Tuesday, May 31, 2011

Day 2


I think Tux- as in Tuxedo, really likes me. This makes me fully confident that I will overcome my fear of dogs by the end of my two months of living with him. He's hard not to love, really. He's an elderly black labrador who was introduced to me as "a bit rambunctious", but he is cute and lazy and shuts his eyes in bliss when you scratch the back of his ears.

Summer heat and snow
I looked for a grocery store to stock up on food things, I want to learn how to make tasty things. I found City Market New Sagaya's, which sells mostly organic foods. It's all-organic and a little bit on the spendy side, but I got oats, cereals, granola, fresh pastas, tuna, and liquid yoghurt (with hopes that it will taste like laban). The market is on 900 West 13th Avenue, it is pretty small and everything is easy to find. It also has a seating area and what seems to be an all-organic food court, which I am making a note of to sample later. It might be nice to buy and eat organic while I'm here health-wise, and it will also feel good to support food production that is produced using renewable resources and conserving soil and water. I wonder if eventually the whole world will converge to these methods of food production (granted that the cheap labor used in non-organic food production would be a giant hindrance).
Girdwood (almost at the top)

Girdwood was my next destination- 40 miles away, a spectacular drive right by the Alaska range. The route itself is bustling with people bird-watching, surfing, and hiking. In winters, people ski at Girdwood. During the summer, people there bike, picnic, and ski. Yes, ski. I took the tram (or what I would call a "telefreek") up to the highest skiing slope. People were geared up in skis and gloves, tanks tops and shorts. I thought having the sun up all day in Alaska was grin-worthy, but standing right in front of me were people in sunglasses and beach shorts, skiing on a snow covered (but quite warm) mountain top.
On tram
Seven Glaciers

After tea at the Seven Glaciers on the mountain top (the suspended spherical restaurant has 360° curved glass instead of walls) I headed back to town. In the evening, I had dinner at Simon and Seaforts at 420 L Street. They had a special Alaska berry and spinach salad with blue cheese that reminded me of Professor Marcia Inhorn's strawberry salad. It was very delicious, definitely going to try to replicate.


Sunday, May 29, 2011

Day 1



Landed in Anchorage at 11.30pm last night. The sun was still up in the sky, giving it a fiery orange haze. I was greeted my Bob Mitchell '54 at the airport, and had a wonderful drive through Anchorage as the sun set at 12am. I learned a few things about the area; it is only dark from 12am to 3am, Grizzly bears and Black bears must be dealt with differently, you have to stop the car and let moose cross at certain times, and the mountain tops are snowy all year round.
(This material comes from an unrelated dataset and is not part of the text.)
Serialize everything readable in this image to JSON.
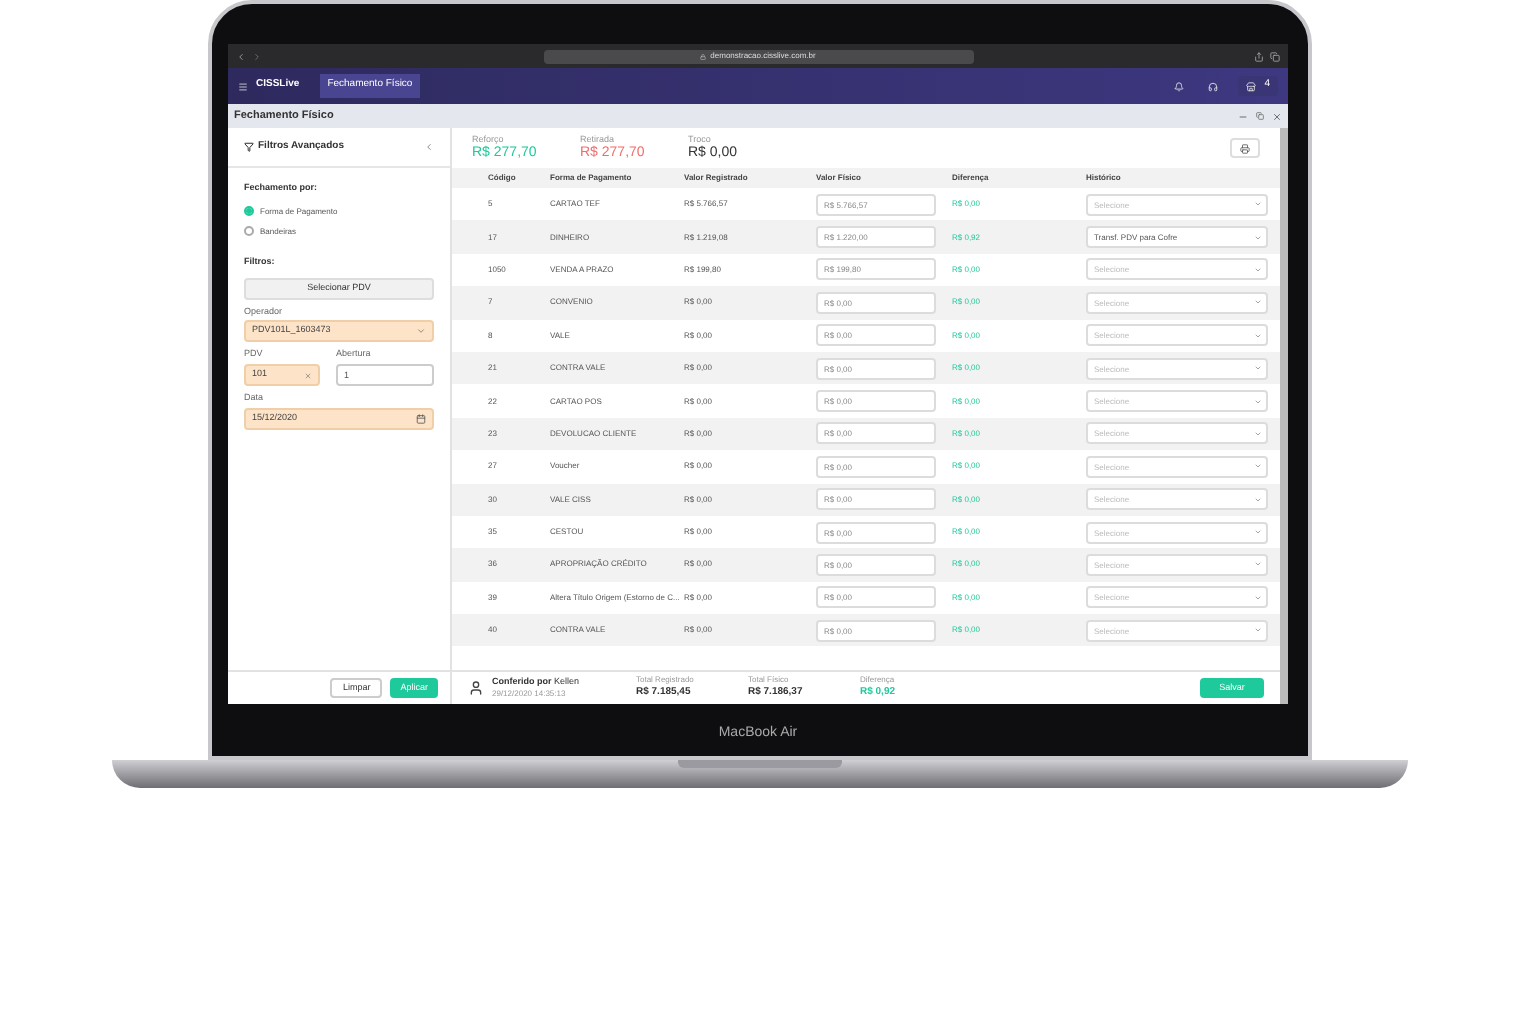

Today, my day started green and bright at 7.30am. I strolled through an open native crafts market, took a breezy walk by the Pacific Ocean, visited a private plane parking lot by Lake Bernard, had a Salmon quesadilla, stopped by a bike rental, and made sure I knew my way up and down West 3rd Avenue. My host, Mead Treadwell '78, the current Lt. Governor of Alaska, has a beautiful home right on the Pacific, with a running trail parallel, and a grassy backyard onlooking the coast. In a sunny luster, the only sign of "night"-time was the streets emptying at around 10pm.

Anchorage is known to be scenic, but there is a serenity about a lot of the lakes, coasts, and mountain range view, that engages more than sight. Calm, but at the same time full of life- like the feeling of drifting off to sleep amid midsummer daylight.